Dear Curiosity Journal,

Now that the landscape is penetrable, fencing is on the schedule for this weekend. It’s not a moment too soon because the goats (mostly Peter) need to be separated from the ewes as they get closer to lambing. On most days, Peter and I get along. He goes through his routine posturing and declaring his dominance. He rears up on his hind legs and almost headbutts the Babydolls while uttering a goblin bellow, but never follows through. He wags his head and herds Joy Jr and Pearly behind him. He places his head on their backs. He and his sister Franny coexisted with the Babydolls on our friend’s farm before they came here. They even survived the flood of 2018 together while the rest of the livestock perished. Therefore, they have a longstanding flock dynamic in which Peter is the boss.
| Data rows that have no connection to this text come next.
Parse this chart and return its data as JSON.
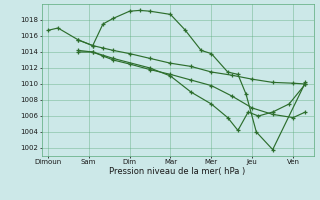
{
  "xlabel": "Pression niveau de la mer( hPa )",
  "background_color": "#cce8e8",
  "grid_color": "#5aaa7a",
  "line_color": "#2d6e2d",
  "ylim": [
    1001.0,
    1020.0
  ],
  "yticks": [
    1002,
    1004,
    1006,
    1008,
    1010,
    1012,
    1014,
    1016,
    1018
  ],
  "xtick_positions": [
    0,
    1,
    2,
    3,
    4,
    5,
    6
  ],
  "xtick_labels": [
    "Dimoun",
    "Sam",
    "Dim",
    "Mar",
    "Mer",
    "Jeu",
    "Ven"
  ],
  "xlim": [
    -0.15,
    6.5
  ],
  "series": [
    {
      "x": [
        0.0,
        0.25,
        0.75,
        1.1,
        1.35,
        1.6,
        2.0,
        2.25,
        2.5,
        3.0,
        3.35,
        3.75,
        4.0,
        4.4,
        4.65,
        4.85,
        5.1,
        5.5,
        6.3
      ],
      "y": [
        1016.7,
        1017.0,
        1015.5,
        1014.8,
        1017.5,
        1018.2,
        1019.1,
        1019.2,
        1019.1,
        1018.7,
        1016.8,
        1014.2,
        1013.8,
        1011.5,
        1011.2,
        1008.7,
        1004.0,
        1001.8,
        1010.2
      ]
    },
    {
      "x": [
        0.75,
        1.1,
        1.35,
        1.6,
        2.0,
        2.5,
        3.0,
        3.5,
        4.0,
        4.5,
        5.0,
        5.5,
        6.0,
        6.3
      ],
      "y": [
        1015.5,
        1014.8,
        1014.5,
        1014.2,
        1013.8,
        1013.2,
        1012.6,
        1012.2,
        1011.5,
        1011.1,
        1010.6,
        1010.2,
        1010.1,
        1010.0
      ]
    },
    {
      "x": [
        0.75,
        1.1,
        1.35,
        1.6,
        2.0,
        2.5,
        3.0,
        3.5,
        4.0,
        4.5,
        5.0,
        5.5,
        6.0,
        6.3
      ],
      "y": [
        1014.2,
        1014.0,
        1013.5,
        1013.0,
        1012.5,
        1011.8,
        1011.2,
        1010.5,
        1009.8,
        1008.5,
        1007.0,
        1006.2,
        1005.8,
        1006.5
      ]
    },
    {
      "x": [
        0.75,
        1.1,
        1.6,
        2.5,
        3.0,
        3.5,
        4.0,
        4.4,
        4.65,
        4.9,
        5.15,
        5.5,
        5.9,
        6.3
      ],
      "y": [
        1014.0,
        1014.0,
        1013.2,
        1012.0,
        1011.0,
        1009.0,
        1007.5,
        1005.8,
        1004.2,
        1006.5,
        1006.0,
        1006.5,
        1007.5,
        1010.0
      ]
    }
  ]
}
I observe him take on the role of both the protector (when he detects danger) and the enforcer of rank (when he detects food). The Babydoll ewes are docile by nature and mostly concede or ignore him. However, group dynamics are changing. Competing with three pregnant ewes with an increasing appetite and changing hormones is proving to be difficult for Peter. The larger ewes discount him entirely, flexing their superior size, and hockey checking him out of bounds with their wooly padding when it’s grain time. Upset by this, Peter chooses violence, so today I decided to tie him up while feeding the ewes. His rebuttal was to rage until he broke his collar, then run back and forth across the pasture until he wore himself out and had to lie down to pant for a bit. Needless to say, this is not a sustainable feeding practice and it’s time to finally separate the goats from the sheep, at least for a little while. I have no doubt Peter will make it more difficult than it needs to be.